Physics > Applied Physics
[Submitted on 1 Nov 2025]
Title:Symbol Detection in a MIMO Wireless Communication System Using a FeFET-coupled CMOS Ring Oscillator Array
View PDFAbstract:Symbol decoding in multiple-input multiple-output (MIMO) wireless communication systems requires the deployment of fast, energy-efficient computing hardware deployable at the edge. The brute-force, exact maximum likelihood (ML) decoder, solved on conventional classical digital hardware, has exponential time complexity. Approximate classical solvers implemented on the same hardware have polynomial time complexity at the best. In this article, we design an alternative ring-oscillator-based coupled oscillator array to act as an oscillator Ising machine (OIM) and heuristically solve the ML-based MIMO detection problem.

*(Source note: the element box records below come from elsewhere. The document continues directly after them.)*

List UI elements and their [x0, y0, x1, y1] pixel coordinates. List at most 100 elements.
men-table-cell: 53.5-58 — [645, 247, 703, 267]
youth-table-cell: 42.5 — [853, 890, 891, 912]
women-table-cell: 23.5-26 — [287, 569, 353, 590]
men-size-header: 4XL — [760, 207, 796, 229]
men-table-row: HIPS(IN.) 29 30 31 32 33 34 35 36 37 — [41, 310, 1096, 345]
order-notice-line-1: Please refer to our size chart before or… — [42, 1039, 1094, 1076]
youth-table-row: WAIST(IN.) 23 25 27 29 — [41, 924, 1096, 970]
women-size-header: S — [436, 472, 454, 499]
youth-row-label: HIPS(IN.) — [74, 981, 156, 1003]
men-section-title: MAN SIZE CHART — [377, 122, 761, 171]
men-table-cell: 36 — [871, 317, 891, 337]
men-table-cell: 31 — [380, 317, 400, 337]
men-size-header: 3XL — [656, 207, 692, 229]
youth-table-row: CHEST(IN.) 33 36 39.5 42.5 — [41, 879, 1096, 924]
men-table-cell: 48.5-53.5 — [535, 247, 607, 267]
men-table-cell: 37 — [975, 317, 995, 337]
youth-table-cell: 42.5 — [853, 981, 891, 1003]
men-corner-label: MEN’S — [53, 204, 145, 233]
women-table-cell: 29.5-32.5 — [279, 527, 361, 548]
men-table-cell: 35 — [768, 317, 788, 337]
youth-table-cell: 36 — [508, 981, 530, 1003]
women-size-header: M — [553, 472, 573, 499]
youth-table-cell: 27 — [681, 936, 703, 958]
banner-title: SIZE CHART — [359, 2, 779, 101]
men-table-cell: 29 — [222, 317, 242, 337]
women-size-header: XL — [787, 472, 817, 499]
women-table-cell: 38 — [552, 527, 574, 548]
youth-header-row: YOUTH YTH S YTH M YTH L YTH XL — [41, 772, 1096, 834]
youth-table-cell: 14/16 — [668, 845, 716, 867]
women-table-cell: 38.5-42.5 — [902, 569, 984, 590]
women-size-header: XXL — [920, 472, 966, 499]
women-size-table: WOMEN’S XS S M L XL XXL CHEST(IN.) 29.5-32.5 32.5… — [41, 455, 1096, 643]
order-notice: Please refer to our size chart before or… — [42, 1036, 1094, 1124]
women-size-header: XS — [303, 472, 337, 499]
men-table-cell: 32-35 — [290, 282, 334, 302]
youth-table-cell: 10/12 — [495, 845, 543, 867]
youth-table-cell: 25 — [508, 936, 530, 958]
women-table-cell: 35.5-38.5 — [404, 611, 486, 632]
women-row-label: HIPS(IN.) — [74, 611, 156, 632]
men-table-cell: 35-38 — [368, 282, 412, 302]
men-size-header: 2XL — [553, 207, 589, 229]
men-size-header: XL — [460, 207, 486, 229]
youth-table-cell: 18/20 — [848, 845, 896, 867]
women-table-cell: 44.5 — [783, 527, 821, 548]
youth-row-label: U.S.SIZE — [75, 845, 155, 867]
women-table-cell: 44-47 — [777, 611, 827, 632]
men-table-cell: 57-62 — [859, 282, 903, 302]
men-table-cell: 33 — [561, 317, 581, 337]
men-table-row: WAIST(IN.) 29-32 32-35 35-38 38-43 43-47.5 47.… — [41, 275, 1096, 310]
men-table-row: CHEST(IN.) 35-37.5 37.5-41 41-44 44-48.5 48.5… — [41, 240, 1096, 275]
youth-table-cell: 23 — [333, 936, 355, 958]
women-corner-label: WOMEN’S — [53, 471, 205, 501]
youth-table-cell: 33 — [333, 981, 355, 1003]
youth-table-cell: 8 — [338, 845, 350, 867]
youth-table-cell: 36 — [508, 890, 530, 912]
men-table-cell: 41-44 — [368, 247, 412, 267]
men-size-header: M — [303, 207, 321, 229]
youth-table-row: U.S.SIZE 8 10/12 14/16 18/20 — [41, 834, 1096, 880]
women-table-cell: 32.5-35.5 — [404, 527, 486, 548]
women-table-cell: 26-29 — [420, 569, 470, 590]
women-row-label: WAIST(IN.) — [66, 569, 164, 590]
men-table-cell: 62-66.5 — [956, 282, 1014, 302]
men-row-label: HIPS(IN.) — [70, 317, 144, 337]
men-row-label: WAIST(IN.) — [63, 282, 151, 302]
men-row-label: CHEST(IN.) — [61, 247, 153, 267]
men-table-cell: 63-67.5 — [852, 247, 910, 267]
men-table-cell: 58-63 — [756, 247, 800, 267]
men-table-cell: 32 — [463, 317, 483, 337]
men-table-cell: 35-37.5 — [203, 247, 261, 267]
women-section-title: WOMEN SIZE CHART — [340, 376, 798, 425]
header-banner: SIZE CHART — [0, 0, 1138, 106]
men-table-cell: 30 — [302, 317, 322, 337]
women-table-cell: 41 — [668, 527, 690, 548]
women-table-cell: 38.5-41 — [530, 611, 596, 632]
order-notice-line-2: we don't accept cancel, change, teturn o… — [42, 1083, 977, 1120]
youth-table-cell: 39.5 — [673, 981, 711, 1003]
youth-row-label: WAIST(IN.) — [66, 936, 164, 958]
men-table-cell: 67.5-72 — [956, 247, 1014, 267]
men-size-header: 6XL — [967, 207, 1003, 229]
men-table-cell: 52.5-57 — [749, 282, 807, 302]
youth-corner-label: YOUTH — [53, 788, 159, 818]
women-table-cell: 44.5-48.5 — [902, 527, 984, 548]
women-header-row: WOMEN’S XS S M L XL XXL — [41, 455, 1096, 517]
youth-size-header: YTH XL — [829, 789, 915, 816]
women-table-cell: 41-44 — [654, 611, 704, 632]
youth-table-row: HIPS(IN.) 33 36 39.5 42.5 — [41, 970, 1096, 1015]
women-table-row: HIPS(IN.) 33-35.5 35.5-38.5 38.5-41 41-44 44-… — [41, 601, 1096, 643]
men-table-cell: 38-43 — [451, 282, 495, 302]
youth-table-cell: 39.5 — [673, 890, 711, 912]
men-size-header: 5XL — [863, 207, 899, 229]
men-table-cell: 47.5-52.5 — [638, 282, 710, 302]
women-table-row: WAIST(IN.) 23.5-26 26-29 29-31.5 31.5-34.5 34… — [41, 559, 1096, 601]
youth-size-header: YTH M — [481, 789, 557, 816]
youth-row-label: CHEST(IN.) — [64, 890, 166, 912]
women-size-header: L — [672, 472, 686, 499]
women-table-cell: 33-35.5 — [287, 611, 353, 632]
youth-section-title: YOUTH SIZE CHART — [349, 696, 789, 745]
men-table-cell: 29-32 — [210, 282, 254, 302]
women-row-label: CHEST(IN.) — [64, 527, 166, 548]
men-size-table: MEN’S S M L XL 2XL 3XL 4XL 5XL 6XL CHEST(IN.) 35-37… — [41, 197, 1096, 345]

Complementary metal oxide semiconductor (CMOS) technology is used to design the ring oscillators, and ferroelectric field effect transistor (FeFET) technology is chosen as the coupling element (X) between the oscillators in this CMOS + X OIM design. For this purpose, we experimentally report high linear range of conductance variation (1 micro-S to 60 micro-S) in a FeFET device fabricated at 28 nm high-K/ metal gate (HKMG) CMOS technology node. We incorporate the conductance modulation characteristic in SPICE simulation of the ring oscillators connected in an all-to-all fashion through a crossbar array of these FeFET devices. We show that the above range of conductance variation of the FeFET device is suitable to obtain optimum OIM performance with no significant performance drop up to a MIMO size of 100 transmitting and 100 receiving antennas, thereby making FeFET a suitable device for this application. Our simulations and associated analysis using the Kuramoto model of oscillators also predict that this designed classical analog OIM, if implemented experimentally, will offer logarithmic scaling of computation time with MIMO size, thereby offering a huge improvement (in terms of computation speed) over aforementioned MIMO decoders run on conventional digital hardware.